Introduction This chapter presents a critical analysis of the European Employment Strategy (EES), considering the evolution of its formulation since its launch in 1997. The purpose is to verify whether the pursuit of the quantitative target in terms of an increase in the female employment rate has been matched by the pursuit of gender equality. The question investigated is whether the emphasis on gender equality and equal opportunities between women and men in the labour market – quite visible in the early formulation of the EES – reflects a concern with the pursuit of gender equality as a goal in itself, or whether gender equality in the labour market is conceived as a tool necessary for the achievement of the overall employment targets agreed at the EU level. Employment policy coordination at the EU level has been in place since the launch of the Luxembourg process in 1997, and it has been influential in reshaping policy thinking and inducing governments to implement policy reforms. The promotion of gender equality and equal opportunities was certainly high on the agenda in the initial phase of the EES. The ultimate goal of the EES, throughout the various reformulations since its inception, has been the achievement of an overall high level of employment in order to address the demographic challenge. As the large baby-boom cohorts born immediately after World War II enter retirement age, the number of people aged over 65 will increase significantly and the working age population will start to shrink.

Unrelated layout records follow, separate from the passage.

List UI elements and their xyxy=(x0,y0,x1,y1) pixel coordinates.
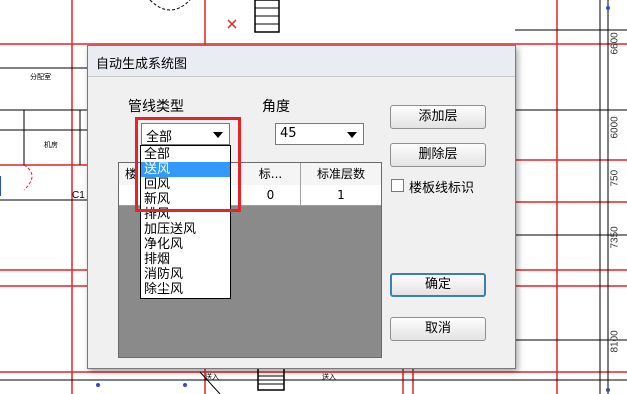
cancel-button[interactable]: 取消 xyxy=(390,317,486,341)
table-header-standard[interactable]: 标... xyxy=(241,163,301,185)
chevron-down-icon xyxy=(347,132,357,138)
angle-select[interactable]: 45 xyxy=(275,123,364,145)
delete-layer-button[interactable]: 删除层 xyxy=(390,143,486,167)
pipe-type-option-pressurized-supply[interactable]: 加压送风 xyxy=(141,222,230,237)
ok-button[interactable]: 确定 xyxy=(390,273,486,297)
cad-dimension-4: 7350 xyxy=(609,226,621,249)
pipe-type-label: 管线类型 xyxy=(128,99,184,115)
cad-label-room-1: 分配室 xyxy=(30,73,51,81)
angle-selected-value: 45 xyxy=(280,126,297,141)
floor-line-marker-checkbox[interactable] xyxy=(391,179,404,192)
cad-label-inlet-2: 送入 xyxy=(322,373,336,381)
table-header-standard-floor-count[interactable]: 标准层数 xyxy=(301,163,381,185)
annotation-highlight-frame xyxy=(135,117,241,212)
angle-label: 角度 xyxy=(262,99,290,115)
cad-dimension-2: 6000 xyxy=(609,116,621,139)
add-layer-button[interactable]: 添加层 xyxy=(390,105,486,129)
table-cell-standard-floor-count[interactable]: 1 xyxy=(301,185,381,205)
pipe-type-option-dust-removal[interactable]: 除尘风 xyxy=(141,282,230,297)
cad-dimension-5: 8100 xyxy=(609,330,621,353)
cad-label-room-2: 机房 xyxy=(44,141,58,149)
floor-line-marker-label: 楼板线标识 xyxy=(409,181,475,196)
pipe-type-option-clean-air[interactable]: 净化风 xyxy=(141,237,230,252)
cad-label-c1: C1 xyxy=(72,190,85,201)
table-cell-standard[interactable]: 0 xyxy=(241,185,301,205)
cad-dimension-1: 6600 xyxy=(609,32,621,55)
dialog-titlebar[interactable]: 自动生成系统图 xyxy=(88,46,515,77)
pipe-type-option-fire-air[interactable]: 消防风 xyxy=(141,267,230,282)
pipe-type-option-smoke-exhaust[interactable]: 排烟 xyxy=(141,252,230,267)
dialog-title: 自动生成系统图 xyxy=(96,57,188,72)
cad-dimension-3: 750 xyxy=(609,169,621,187)
cad-label-inlet-1: 送入 xyxy=(205,373,219,381)
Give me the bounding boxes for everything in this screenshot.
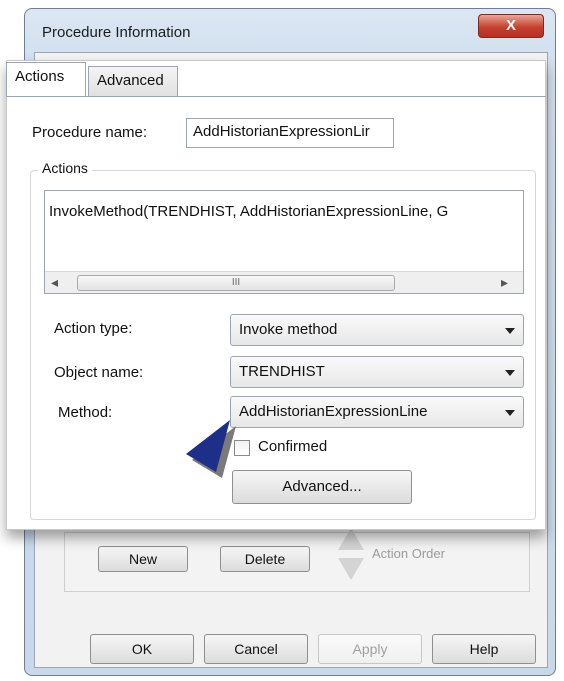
action-order-label: Action Order [372,546,445,561]
down-arrow-icon [338,558,364,580]
scroll-thumb[interactable]: III [77,275,395,291]
actions-group-legend: Actions [38,160,92,176]
object-name-value: TRENDHIST [239,363,325,380]
object-name-label: Object name: [54,364,144,381]
list-item[interactable]: InvokeMethod(TRENDHIST, AddHistorianExpr… [49,203,521,220]
help-button[interactable]: Help [432,634,536,664]
tab-advanced[interactable]: Advanced [88,66,178,96]
tab-divider [6,96,546,97]
procedure-name-label: Procedure name: [32,124,148,141]
scroll-right-icon[interactable]: ▸ [501,274,508,291]
horizontal-scrollbar[interactable]: ◂ III ▸ [45,271,523,293]
method-label: Method: [58,404,113,421]
method-value: AddHistorianExpressionLine [239,403,428,420]
action-type-select[interactable]: Invoke method [230,314,524,346]
new-button[interactable]: New [98,546,188,572]
cancel-button[interactable]: Cancel [204,634,308,664]
chevron-down-icon [505,410,515,416]
actions-listbox[interactable]: InvokeMethod(TRENDHIST, AddHistorianExpr… [44,190,524,294]
chevron-down-icon [505,328,515,334]
close-button[interactable]: X [478,14,544,38]
confirmed-checkbox[interactable] [234,440,250,456]
scroll-left-icon[interactable]: ◂ [51,274,58,291]
confirmed-label: Confirmed [258,438,328,455]
tab-actions[interactable]: Actions [6,62,86,96]
close-icon: X [505,17,516,34]
window-title: Procedure Information [42,24,191,41]
up-arrow-icon [338,528,364,550]
action-type-value: Invoke method [239,321,338,338]
method-select[interactable]: AddHistorianExpressionLine [230,396,524,428]
object-name-select[interactable]: TRENDHIST [230,356,524,388]
apply-button[interactable]: Apply [318,634,422,664]
action-order-arrows[interactable] [336,524,366,584]
chevron-down-icon [505,370,515,376]
action-type-label: Action type: [54,320,133,337]
delete-button[interactable]: Delete [220,546,310,572]
procedure-name-field[interactable]: AddHistorianExpressionLir [186,118,394,148]
ok-button[interactable]: OK [90,634,194,664]
advanced-button[interactable]: Advanced... [232,470,412,504]
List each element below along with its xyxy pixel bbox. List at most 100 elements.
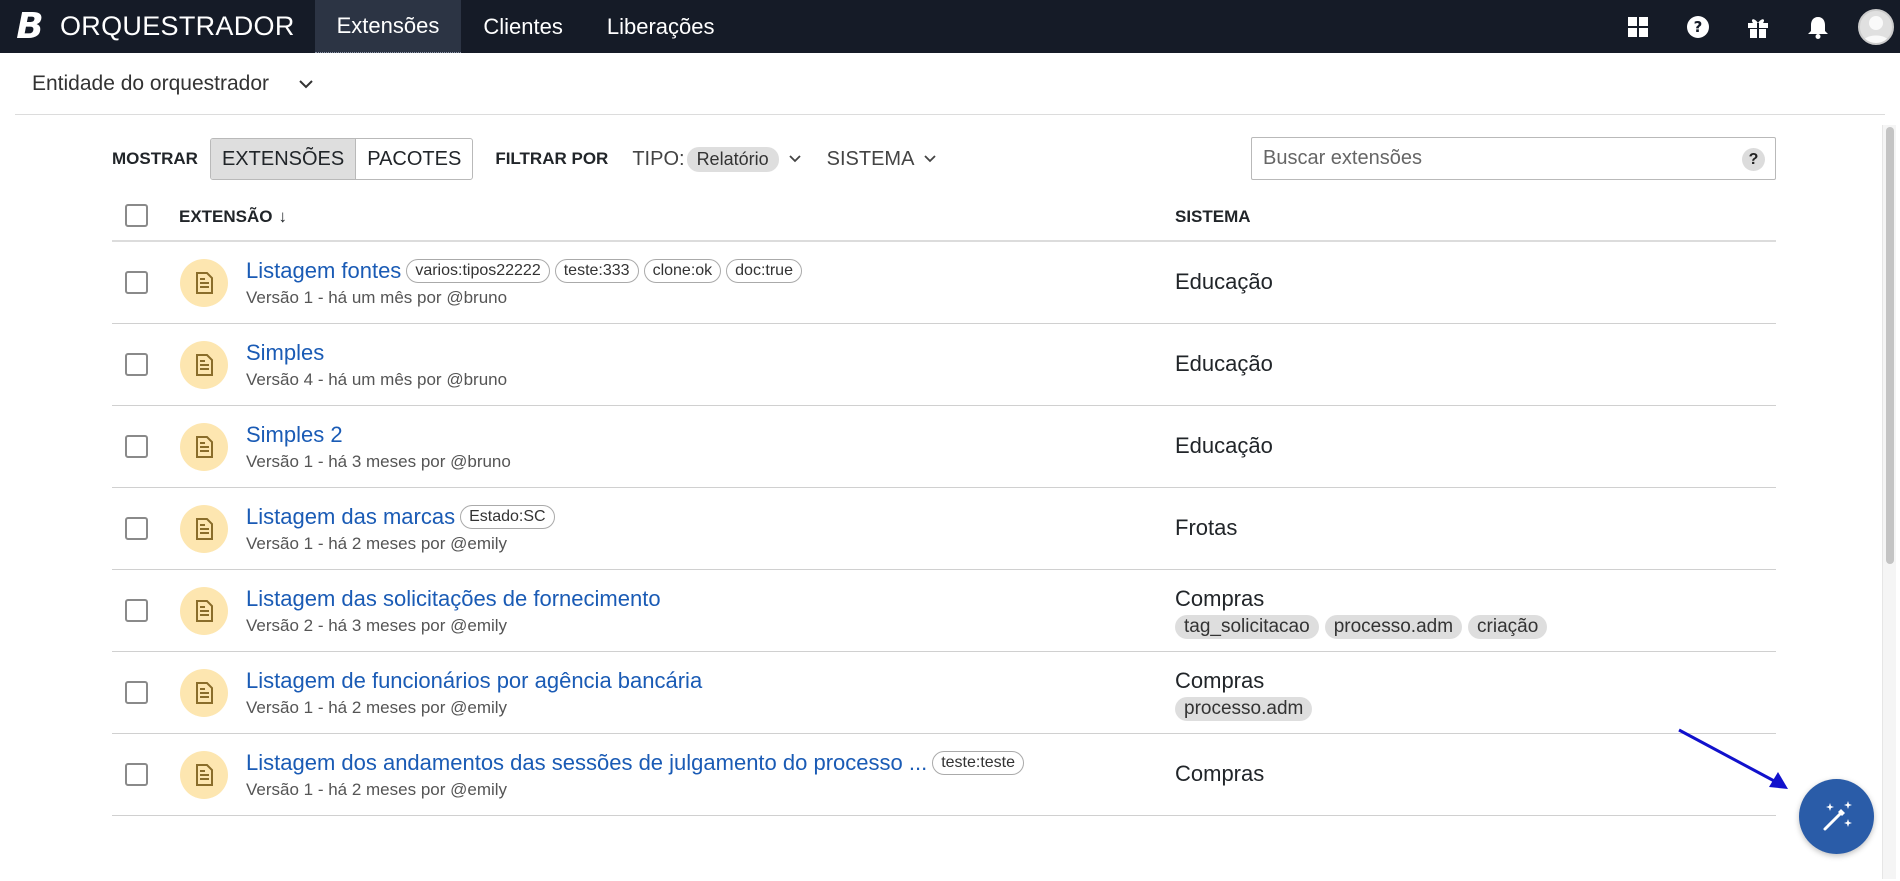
report-document-icon	[180, 341, 228, 389]
tipo-filter[interactable]: TIPO: Relatório	[632, 146, 801, 172]
chevron-down-icon[interactable]	[788, 155, 801, 163]
system-cell: Educação	[1175, 269, 1273, 295]
system-name: Frotas	[1175, 515, 1238, 540]
table-row[interactable]: Simples 2 Versão 1 - há 3 meses por @bru…	[112, 406, 1776, 488]
extension-meta: Versão 1 - há 2 meses por @emily	[246, 780, 508, 799]
extension-title-line: Listagem de funcionários por agência ban…	[246, 666, 702, 696]
extension-link[interactable]: Simples 2	[246, 422, 343, 448]
entity-label: Entidade do orquestrador	[32, 71, 269, 95]
annotation-arrow-icon	[1678, 728, 1788, 789]
extension-title-line: Listagem das marcas Estado:SC	[246, 502, 555, 532]
row-checkbox[interactable]	[125, 517, 148, 540]
system-cell: Educação	[1175, 433, 1273, 459]
search-help-icon[interactable]: ?	[1742, 148, 1765, 171]
extension-tag[interactable]: clone:ok	[643, 259, 722, 283]
bell-icon[interactable]	[1788, 0, 1848, 53]
extension-meta: Versão 1 - há 2 meses por @emily	[246, 534, 508, 553]
extension-info: Simples 2 Versão 1 - há 3 meses por @bru…	[246, 420, 511, 472]
search-input[interactable]	[1252, 147, 1722, 170]
extension-title-line: Listagem fontes varios:tipos22222 teste:3…	[246, 256, 802, 286]
extension-link[interactable]: Listagem das solicitações de forneciment…	[246, 586, 661, 612]
extension-info: Listagem das marcas Estado:SC Versão 1 -…	[246, 502, 555, 554]
system-tag[interactable]: criação	[1468, 615, 1548, 639]
system-tag[interactable]: processo.adm	[1175, 697, 1313, 721]
row-checkbox[interactable]	[125, 681, 148, 704]
extension-link[interactable]: Listagem dos andamentos das sessões de j…	[246, 750, 927, 776]
table-row[interactable]: Listagem de funcionários por agência ban…	[112, 652, 1776, 734]
top-icons: ?	[1608, 0, 1900, 53]
system-cell: Compras processo.adm	[1175, 668, 1318, 721]
extension-title-line: Simples 2	[246, 420, 511, 450]
show-label: MOSTRAR	[112, 149, 198, 168]
report-document-icon	[180, 587, 228, 635]
row-checkbox[interactable]	[125, 763, 148, 786]
extension-meta: Versão 2 - há 3 meses por @emily	[246, 616, 508, 635]
table-row[interactable]: Simples Versão 4 - há um mês por @bruno …	[112, 324, 1776, 406]
extension-link[interactable]: Simples	[246, 340, 324, 366]
table-row[interactable]: Listagem fontes varios:tipos22222 teste:3…	[112, 242, 1776, 324]
tab-liberacoes[interactable]: Liberações	[585, 0, 737, 53]
system-cell: Educação	[1175, 351, 1273, 377]
magic-assistant-button[interactable]	[1799, 779, 1874, 854]
extension-link[interactable]: Listagem fontes	[246, 258, 401, 284]
extension-info: Listagem fontes varios:tipos22222 teste:3…	[246, 256, 802, 308]
tab-extensoes[interactable]: Extensões	[314, 0, 462, 53]
apps-grid-icon[interactable]	[1608, 0, 1668, 53]
report-document-icon	[180, 669, 228, 717]
system-name: Compras	[1175, 586, 1265, 611]
user-avatar-icon[interactable]	[1858, 8, 1894, 45]
row-checkbox[interactable]	[125, 599, 148, 622]
row-checkbox[interactable]	[125, 353, 148, 376]
sistema-filter[interactable]: SISTEMA	[827, 148, 937, 171]
select-all-checkbox[interactable]	[125, 204, 148, 227]
extension-tag[interactable]: teste:333	[554, 259, 639, 283]
system-name: Compras	[1175, 761, 1265, 786]
system-tag[interactable]: processo.adm	[1324, 615, 1463, 639]
report-document-icon	[180, 259, 228, 307]
show-pacotes-button[interactable]: PACOTES	[356, 139, 472, 179]
extension-title-line: Listagem dos andamentos das sessões de j…	[246, 748, 1025, 778]
gift-icon[interactable]	[1728, 0, 1788, 53]
report-document-icon	[180, 505, 228, 553]
chevron-down-icon[interactable]	[924, 155, 937, 163]
column-header-extensao-label: EXTENSÃO	[179, 207, 273, 226]
filter-label: FILTRAR POR	[495, 149, 609, 168]
magic-wand-icon	[1823, 800, 1852, 830]
extension-link[interactable]: Listagem de funcionários por agência ban…	[246, 668, 702, 694]
row-checkbox[interactable]	[125, 435, 148, 458]
extension-info: Listagem das solicitações de forneciment…	[246, 584, 661, 636]
extension-info: Listagem de funcionários por agência ban…	[246, 666, 702, 718]
table-row[interactable]: Listagem das solicitações de forneciment…	[112, 570, 1776, 652]
app-name: ORQUESTRADOR	[60, 11, 295, 41]
extension-info: Simples Versão 4 - há um mês por @bruno	[246, 338, 507, 390]
tab-clientes[interactable]: Clientes	[461, 0, 584, 53]
extension-tag[interactable]: doc:true	[726, 259, 802, 283]
extension-tag[interactable]: varios:tipos22222	[406, 259, 550, 283]
sistema-filter-label: SISTEMA	[826, 147, 915, 170]
tipo-value-pill[interactable]: Relatório	[686, 146, 779, 172]
system-cell: Compras tag_solicitacao processo.adm criaç…	[1175, 586, 1553, 639]
extension-meta: Versão 1 - há um mês por @bruno	[246, 288, 508, 307]
brand-logo[interactable]: B	[8, 0, 52, 53]
row-checkbox[interactable]	[125, 271, 148, 294]
table-row[interactable]: Listagem das marcas Estado:SC Versão 1 -…	[112, 488, 1776, 570]
scrollbar-thumb[interactable]	[1886, 127, 1894, 564]
table-row[interactable]: Listagem dos andamentos das sessões de j…	[112, 734, 1776, 816]
entity-selector[interactable]: Entidade do orquestrador	[15, 53, 1885, 115]
extension-tag[interactable]: Estado:SC	[460, 505, 555, 529]
report-document-icon	[180, 751, 228, 799]
show-extensoes-button[interactable]: EXTENSÕES	[210, 139, 357, 179]
page-scrollbar[interactable]	[1882, 125, 1896, 879]
system-tags: tag_solicitacao processo.adm criação	[1175, 615, 1553, 639]
search-box: ?	[1251, 137, 1776, 180]
extension-link[interactable]: Listagem das marcas	[246, 504, 455, 530]
system-name: Educação	[1175, 269, 1273, 294]
help-circle-icon[interactable]: ?	[1668, 0, 1728, 53]
chevron-down-icon[interactable]	[299, 79, 313, 89]
extension-tag[interactable]: teste:teste	[932, 751, 1025, 775]
sort-down-icon: ↓	[278, 207, 288, 226]
extensions-table: EXTENSÃO ↓ SISTEMA Listagem fontes vario…	[112, 193, 1776, 816]
system-cell: Compras	[1175, 761, 1264, 787]
column-header-extensao[interactable]: EXTENSÃO ↓	[179, 207, 287, 227]
system-tag[interactable]: tag_solicitacao	[1175, 615, 1319, 639]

These changes in the population structure call for an enlargement of the employment base to ensure the future sustainability of welfare systems. And this necessarily implies a higher female employment rate. But if further integration of women into the labour market is to be promoted, gender inequalities must be tackled. In the early years, in fact, the visibility of the European Union’s commitment to gender equality in employment was high. However, the evolution in the formulation of the EES has resulted in a progressive loss of visibility by gender equality and equal opportunities, culminating in the final disappearance of gender mainstreaming (GM) in the latest reformulation. The chapter focuses on identifying the shifts in the way in which policies for gender equality in employment have been framed and represented over time in

European policy documents, in particular within the EES, rather than on identifying the direct and indirect impact of European policy recommendations at the Member State level. Ideas and policy discourse developed at the EU level matter. The Commission and the Council are responsible for developing ideas, making hypotheses and shaping the policy discourse. Though it is difficult to assess the influence of EES priorities on the policy formation at the national level, policy debates developed at the national level are subject to greater or lesser influence by the EES. Thus, it is important to question the EU strategy in promoting the employment of women to see to what extent the pursuit of gender equality in the labour market is seen as a goal of social justice with respect to women, or rather is simply a tool for achieving the goals of economic efficiency – identified in terms of raising the overall employment rate – for the economy as a whole. The chapter is structured in five sections. The next section presents the context within which the EES was developed. The third section analyses the development of the EES; four main phases are highlighted, showing the progressive loss of visibility of gender equality. The fourth section considers the value of gender equality issues in the EES through the individual recommendations issued over time to Member States. The fifth section presents some concluding remarks.